After WikiLeaks began to publish the material, Fein said, Manning "obsessively" tracked news coverage of "his handiwork."
The court-martial has attracted worldwide attention. To his supporters, Manning is a hero who should be protected from prosecution as a whistle-blower. To his critics, he is a traitor who violated his agreements to protect classified materials and endangered American lives.
Manning has not testified during the court-martial. He already has pleaded guilty to lesser charges related to leaking the material, for which he faces up to 20 years in prison.
The Oklahoma native lived with his aunt in Potomac and studied at Montgomery College before he enlisted in the Army in 2007. He served as an intelligence analyst in Iraq from 2009 until his arrest in Baghdad in May 2010. He has been detained since the arrest.
Manning supporters kept up their vigil outside the main gate to Fort Meade on Thursday, with signs reading "Free Brad" and other messages. A white box truck emblazoned with "WikiLeaks Mobile Information Collection Unit" and "Release Bradley Manning" stood in the parking lot of the base media center.
Manning's supporters include Edward Snowden, the former National Security Agency contractor who revealed details of secret U.S. telephone and Internet surveillance programs. Snowden, a former Marylander now in Russia, has called Manning a "classic whistle-blower."
When WikiLeaks and several news organizations began publishing excerpts from the materials leaked by Manning, government officials said the candid political assessments and battlefield information they contained would compromise U.S. diplomacy and put his fellow troops at risk.

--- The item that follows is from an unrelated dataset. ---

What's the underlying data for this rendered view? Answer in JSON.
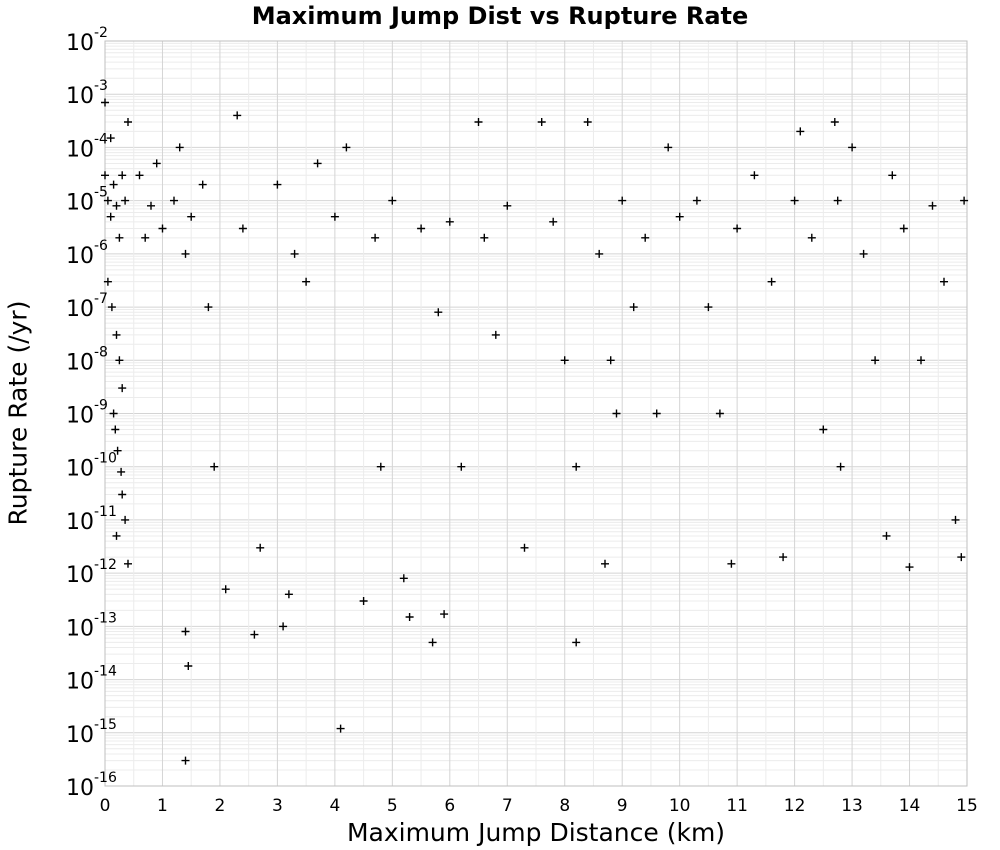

Manning's attorneys say the materials did not reveal intelligence sources. They say the battlefield reports dealt with incidents that had already happened and with which the enemy was familiar.
Fein said that commanders use the battlefield reports to plan missions and tactics. He said their release revealed U.S. tactics and procedures, and showed the enemy "what we know about them."
"This is our playbook," Fein said. He said bin Laden sought the reports, and copies were found at the al-Qaida leader's compound after he was killed.